Background: The best strategies to screen postmenopausal women for osteoporosis are not clear.

Objective: To identify the cost-effectiveness of various screening strategies.

Design: Individual-level state-transition cost-effectiveness model.

Data sources: Published literature.

Target population: U.S. women aged 55 years or older.

Time horizon: Lifetime.

Perspective: Payer.

Intervention: Screening strategies composed of alternative tests (central dual-energy x-ray absorptiometry [DXA], calcaneal quantitative ultrasonography [QUS], and the Simple Calculated Osteoporosis Risk Estimation [SCORE] tool) initiation ages, treatment thresholds, and rescreening intervals. Oral bisphosphonate treatment was assumed, with a base-case adherence rate of 50% and a 5-year on/off treatment pattern.

Outcome measures: Incremental cost-effectiveness ratios (2010 U.S. dollars per quality-adjusted life-year [QALY] gained).

Results of base-case analysis: At all evaluated ages, screening was superior to not screening. In general, quality-adjusted life-days gained with screening tended to increase with age. At all initiation ages, the best strategy with an incremental cost-effectiveness ratio (ICER) of less than $50,000 per QALY was DXA screening with a T-score threshold of -2.5 or less for treatment and with follow-up screening every 5 years. Across screening initiation ages, the best strategy with an ICER less than $50,000 per QALY was initiation of screening at age 55 years by using DXA -2.5 with rescreening every 5 years. The best strategy with an ICER less than $100,000 per QALY was initiation of screening at age 55 years by using DXA with a T-score threshold of -2.0 or less for treatment and then rescreening every 10 years. No other strategy that involved treatment of women with osteopenia had an ICER less than $100,000 per QALY. Many other strategies, including strategies with SCORE or QUS prescreening, were also cost-effective, and in general the differences in effectiveness and costs between evaluated strategies was small.
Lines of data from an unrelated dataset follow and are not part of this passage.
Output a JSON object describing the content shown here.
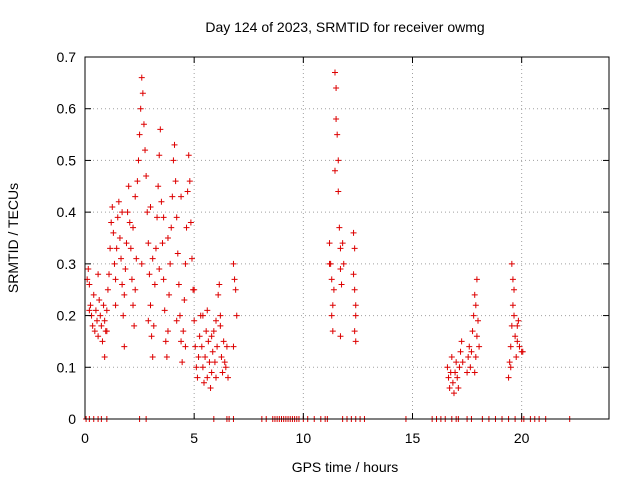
{
  "chart_data": {
    "type": "scatter",
    "title": "Day 124 of 2023, SRMTID for receiver owmg",
    "xlabel": "GPS time / hours",
    "ylabel": "SRMTID / TECUs",
    "xlim": [
      0,
      24
    ],
    "ylim": [
      0,
      0.7
    ],
    "xticks": [
      0,
      5,
      10,
      15,
      20
    ],
    "xtick_labels": [
      "0",
      "5",
      "10",
      "15",
      "20"
    ],
    "yticks": [
      0,
      0.1,
      0.2,
      0.3,
      0.4,
      0.5,
      0.6,
      0.7
    ],
    "ytick_labels": [
      "0",
      "0.1",
      "0.2",
      "0.3",
      "0.4",
      "0.5",
      "0.6",
      "0.7"
    ],
    "grid": true,
    "legend": "none",
    "marker": "+",
    "color": "#dd0000",
    "series": [
      {
        "name": "SRMTID",
        "points": [
          [
            0.1,
            0.27
          ],
          [
            0.15,
            0.29
          ],
          [
            0.2,
            0.26
          ],
          [
            0.25,
            0.22
          ],
          [
            0.3,
            0.2
          ],
          [
            0.35,
            0.18
          ],
          [
            0.4,
            0.24
          ],
          [
            0.45,
            0.17
          ],
          [
            0.5,
            0.21
          ],
          [
            0.55,
            0.19
          ],
          [
            0.6,
            0.16
          ],
          [
            0.65,
            0.23
          ],
          [
            0.7,
            0.2
          ],
          [
            0.75,
            0.18
          ],
          [
            0.8,
            0.15
          ],
          [
            0.85,
            0.22
          ],
          [
            0.9,
            0.19
          ],
          [
            0.95,
            0.17
          ],
          [
            1.0,
            0.21
          ],
          [
            1.05,
            0.25
          ],
          [
            1.1,
            0.28
          ],
          [
            1.15,
            0.33
          ],
          [
            1.2,
            0.38
          ],
          [
            1.25,
            0.41
          ],
          [
            1.3,
            0.36
          ],
          [
            1.35,
            0.3
          ],
          [
            1.4,
            0.27
          ],
          [
            1.45,
            0.33
          ],
          [
            1.5,
            0.39
          ],
          [
            1.55,
            0.42
          ],
          [
            1.6,
            0.35
          ],
          [
            1.65,
            0.31
          ],
          [
            1.7,
            0.26
          ],
          [
            1.75,
            0.2
          ],
          [
            1.8,
            0.24
          ],
          [
            1.85,
            0.29
          ],
          [
            1.9,
            0.34
          ],
          [
            1.95,
            0.4
          ],
          [
            2.0,
            0.45
          ],
          [
            2.05,
            0.38
          ],
          [
            2.1,
            0.33
          ],
          [
            2.15,
            0.27
          ],
          [
            2.2,
            0.22
          ],
          [
            2.25,
            0.18
          ],
          [
            2.3,
            0.25
          ],
          [
            2.35,
            0.31
          ],
          [
            2.4,
            0.46
          ],
          [
            2.45,
            0.5
          ],
          [
            2.5,
            0.55
          ],
          [
            2.55,
            0.6
          ],
          [
            2.6,
            0.66
          ],
          [
            2.65,
            0.63
          ],
          [
            2.7,
            0.57
          ],
          [
            2.75,
            0.52
          ],
          [
            2.8,
            0.47
          ],
          [
            2.85,
            0.4
          ],
          [
            2.9,
            0.34
          ],
          [
            2.95,
            0.28
          ],
          [
            3.0,
            0.22
          ],
          [
            3.05,
            0.16
          ],
          [
            3.1,
            0.12
          ],
          [
            3.15,
            0.18
          ],
          [
            3.2,
            0.26
          ],
          [
            3.25,
            0.33
          ],
          [
            3.3,
            0.39
          ],
          [
            3.35,
            0.45
          ],
          [
            3.4,
            0.51
          ],
          [
            3.45,
            0.56
          ],
          [
            3.5,
            0.42
          ],
          [
            3.55,
            0.34
          ],
          [
            3.6,
            0.27
          ],
          [
            3.65,
            0.21
          ],
          [
            3.7,
            0.15
          ],
          [
            3.75,
            0.12
          ],
          [
            3.8,
            0.17
          ],
          [
            3.85,
            0.24
          ],
          [
            3.9,
            0.3
          ],
          [
            3.95,
            0.37
          ],
          [
            4.0,
            0.43
          ],
          [
            4.05,
            0.5
          ],
          [
            4.1,
            0.53
          ],
          [
            4.15,
            0.46
          ],
          [
            4.2,
            0.39
          ],
          [
            4.25,
            0.32
          ],
          [
            4.3,
            0.26
          ],
          [
            4.35,
            0.2
          ],
          [
            4.4,
            0.15
          ],
          [
            4.45,
            0.11
          ],
          [
            4.5,
            0.17
          ],
          [
            4.55,
            0.23
          ],
          [
            4.6,
            0.3
          ],
          [
            4.65,
            0.37
          ],
          [
            4.7,
            0.44
          ],
          [
            4.75,
            0.51
          ],
          [
            4.8,
            0.46
          ],
          [
            4.85,
            0.38
          ],
          [
            4.9,
            0.31
          ],
          [
            4.95,
            0.25
          ],
          [
            5.0,
            0.19
          ],
          [
            5.05,
            0.14
          ],
          [
            5.1,
            0.1
          ],
          [
            5.15,
            0.08
          ],
          [
            5.2,
            0.12
          ],
          [
            5.25,
            0.16
          ],
          [
            5.3,
            0.2
          ],
          [
            5.35,
            0.14
          ],
          [
            5.4,
            0.1
          ],
          [
            5.45,
            0.07
          ],
          [
            5.5,
            0.12
          ],
          [
            5.55,
            0.17
          ],
          [
            5.6,
            0.21
          ],
          [
            5.65,
            0.15
          ],
          [
            5.7,
            0.11
          ],
          [
            5.75,
            0.06
          ],
          [
            5.8,
            0.09
          ],
          [
            5.85,
            0.13
          ],
          [
            5.9,
            0.17
          ],
          [
            5.95,
            0.11
          ],
          [
            6.0,
            0.08
          ],
          [
            6.05,
            0.14
          ],
          [
            6.1,
            0.24
          ],
          [
            6.15,
            0.26
          ],
          [
            6.2,
            0.18
          ],
          [
            6.25,
            0.12
          ],
          [
            6.3,
            0.09
          ],
          [
            6.35,
            0.15
          ],
          [
            6.4,
            0.11
          ],
          [
            6.45,
            0.1
          ],
          [
            6.5,
            0.14
          ],
          [
            6.55,
            0.08
          ],
          [
            0.2,
            0.21
          ],
          [
            0.6,
            0.28
          ],
          [
            1.0,
            0.17
          ],
          [
            1.4,
            0.22
          ],
          [
            1.8,
            0.14
          ],
          [
            2.2,
            0.37
          ],
          [
            2.6,
            0.3
          ],
          [
            3.0,
            0.41
          ],
          [
            3.4,
            0.29
          ],
          [
            3.8,
            0.35
          ],
          [
            4.2,
            0.19
          ],
          [
            4.6,
            0.14
          ],
          [
            5.0,
            0.25
          ],
          [
            5.4,
            0.2
          ],
          [
            5.8,
            0.16
          ],
          [
            6.2,
            0.2
          ],
          [
            0.9,
            0.12
          ],
          [
            1.7,
            0.4
          ],
          [
            2.9,
            0.19
          ],
          [
            3.6,
            0.39
          ],
          [
            4.4,
            0.43
          ],
          [
            5.6,
            0.08
          ],
          [
            6.0,
            0.19
          ],
          [
            2.3,
            0.43
          ],
          [
            3.1,
            0.31
          ],
          [
            6.8,
            0.3
          ],
          [
            6.85,
            0.27
          ],
          [
            6.9,
            0.25
          ],
          [
            6.95,
            0.2
          ],
          [
            6.8,
            0.14
          ],
          [
            11.2,
            0.34
          ],
          [
            11.25,
            0.3
          ],
          [
            11.3,
            0.27
          ],
          [
            11.35,
            0.22
          ],
          [
            11.3,
            0.2
          ],
          [
            11.35,
            0.17
          ],
          [
            11.4,
            0.25
          ],
          [
            11.45,
            0.48
          ],
          [
            11.5,
            0.58
          ],
          [
            11.45,
            0.67
          ],
          [
            11.5,
            0.64
          ],
          [
            11.55,
            0.55
          ],
          [
            11.6,
            0.5
          ],
          [
            11.6,
            0.44
          ],
          [
            11.65,
            0.37
          ],
          [
            11.7,
            0.33
          ],
          [
            11.7,
            0.29
          ],
          [
            11.75,
            0.26
          ],
          [
            11.7,
            0.16
          ],
          [
            11.2,
            0.3
          ],
          [
            11.8,
            0.34
          ],
          [
            11.85,
            0.3
          ],
          [
            12.3,
            0.36
          ],
          [
            12.35,
            0.33
          ],
          [
            12.3,
            0.28
          ],
          [
            12.35,
            0.25
          ],
          [
            12.4,
            0.22
          ],
          [
            12.4,
            0.2
          ],
          [
            12.35,
            0.17
          ],
          [
            12.4,
            0.15
          ],
          [
            16.6,
            0.1
          ],
          [
            16.65,
            0.08
          ],
          [
            16.7,
            0.06
          ],
          [
            16.75,
            0.09
          ],
          [
            16.8,
            0.12
          ],
          [
            16.85,
            0.07
          ],
          [
            16.9,
            0.05
          ],
          [
            16.95,
            0.09
          ],
          [
            17.0,
            0.11
          ],
          [
            17.05,
            0.08
          ],
          [
            17.1,
            0.06
          ],
          [
            17.15,
            0.1
          ],
          [
            17.2,
            0.13
          ],
          [
            17.25,
            0.15
          ],
          [
            17.3,
            0.11
          ],
          [
            17.5,
            0.09
          ],
          [
            17.55,
            0.12
          ],
          [
            17.6,
            0.14
          ],
          [
            17.65,
            0.1
          ],
          [
            17.7,
            0.13
          ],
          [
            17.75,
            0.17
          ],
          [
            17.8,
            0.2
          ],
          [
            17.85,
            0.24
          ],
          [
            17.9,
            0.22
          ],
          [
            17.95,
            0.16
          ],
          [
            17.9,
            0.12
          ],
          [
            17.85,
            0.09
          ],
          [
            18.0,
            0.19
          ],
          [
            18.05,
            0.14
          ],
          [
            17.95,
            0.27
          ],
          [
            19.4,
            0.08
          ],
          [
            19.45,
            0.11
          ],
          [
            19.5,
            0.14
          ],
          [
            19.55,
            0.18
          ],
          [
            19.6,
            0.22
          ],
          [
            19.6,
            0.27
          ],
          [
            19.55,
            0.3
          ],
          [
            19.65,
            0.2
          ],
          [
            19.7,
            0.16
          ],
          [
            19.75,
            0.12
          ],
          [
            19.8,
            0.18
          ],
          [
            19.85,
            0.19
          ],
          [
            19.9,
            0.14
          ],
          [
            20.0,
            0.13
          ],
          [
            20.05,
            0.13
          ],
          [
            19.65,
            0.25
          ],
          [
            19.5,
            0.1
          ],
          [
            19.8,
            0.15
          ],
          [
            0.05,
            0
          ],
          [
            0.2,
            0
          ],
          [
            0.4,
            0
          ],
          [
            0.6,
            0
          ],
          [
            0.75,
            0
          ],
          [
            1.0,
            0
          ],
          [
            2.5,
            0
          ],
          [
            2.8,
            0
          ],
          [
            5.9,
            0
          ],
          [
            6.5,
            0
          ],
          [
            6.6,
            0
          ],
          [
            6.8,
            0
          ],
          [
            8.1,
            0
          ],
          [
            8.3,
            0
          ],
          [
            8.6,
            0
          ],
          [
            8.7,
            0
          ],
          [
            8.8,
            0
          ],
          [
            8.9,
            0
          ],
          [
            9.0,
            0
          ],
          [
            9.1,
            0
          ],
          [
            9.2,
            0
          ],
          [
            9.3,
            0
          ],
          [
            9.4,
            0
          ],
          [
            9.5,
            0
          ],
          [
            9.6,
            0
          ],
          [
            9.7,
            0
          ],
          [
            9.8,
            0
          ],
          [
            10.0,
            0
          ],
          [
            10.2,
            0
          ],
          [
            10.5,
            0
          ],
          [
            10.8,
            0
          ],
          [
            11.0,
            0
          ],
          [
            11.1,
            0
          ],
          [
            11.8,
            0
          ],
          [
            12.0,
            0
          ],
          [
            12.2,
            0
          ],
          [
            12.4,
            0
          ],
          [
            12.6,
            0
          ],
          [
            12.8,
            0
          ],
          [
            14.7,
            0
          ],
          [
            15.9,
            0
          ],
          [
            16.1,
            0
          ],
          [
            16.3,
            0
          ],
          [
            16.5,
            0
          ],
          [
            16.8,
            0
          ],
          [
            17.0,
            0
          ],
          [
            17.1,
            0
          ],
          [
            17.5,
            0
          ],
          [
            17.7,
            0
          ],
          [
            18.2,
            0
          ],
          [
            18.5,
            0
          ],
          [
            18.8,
            0
          ],
          [
            19.1,
            0
          ],
          [
            19.4,
            0
          ],
          [
            19.7,
            0
          ],
          [
            20.0,
            0
          ],
          [
            20.1,
            0
          ],
          [
            20.4,
            0
          ],
          [
            20.6,
            0
          ],
          [
            20.8,
            0
          ],
          [
            21.1,
            0
          ],
          [
            22.2,
            0
          ]
        ]
      }
    ]
  }
}
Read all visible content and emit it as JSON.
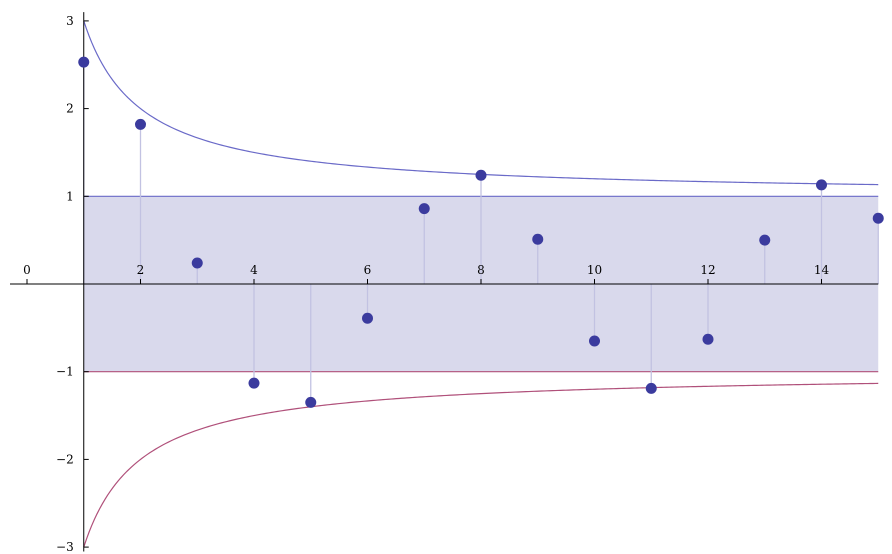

Results of sensitivity analysis: Probabilistic sensitivity analysis did not reveal a consistently superior strategy.

Limitations: Data were primarily from white women. Screening initiation at ages younger than 55 years were not examined. Only osteoporotic fractures of the hip, vertebrae, and wrist were modeled.

Conclusion: Many strategies for postmenopausal osteoporosis screening are effective and cost-effective, including strategies involving screening initiation at age 55 years. No strategy substantially outperforms another.

Primary funding source: National Center for Research Resources.

Figure

Model schematic. This is a simplified and partial representation of the full model. The model evaluates 7 screening strategies, each of which was evaluated as a 1-time strategy, as a strategy repeated every 5 years, and as a strategy repeated every 10 years; additionally, no screening was also considered, resulting in a total of 22 screening options at each screening initiation age; these are described in more detail in Table 1. The screening result is either positive, in which case the individual is offered treatment with a bisphosphonate, or negative, in which case usual care of calcium and vitamin D is offered. We assume that at the time of initial screening individuals are in the “no fracture” state, with no known history of osteoporotic fracture. Whether on or off treatment, patients may experience a series of events over time, including a new osteoporotic fracture, the results of which may be death, transfer to a long-term care facility, or recovery. Patients may also experience medication adverse events. Individuals move through the outcomes and fracture states portions of the model on a 3-month cycle.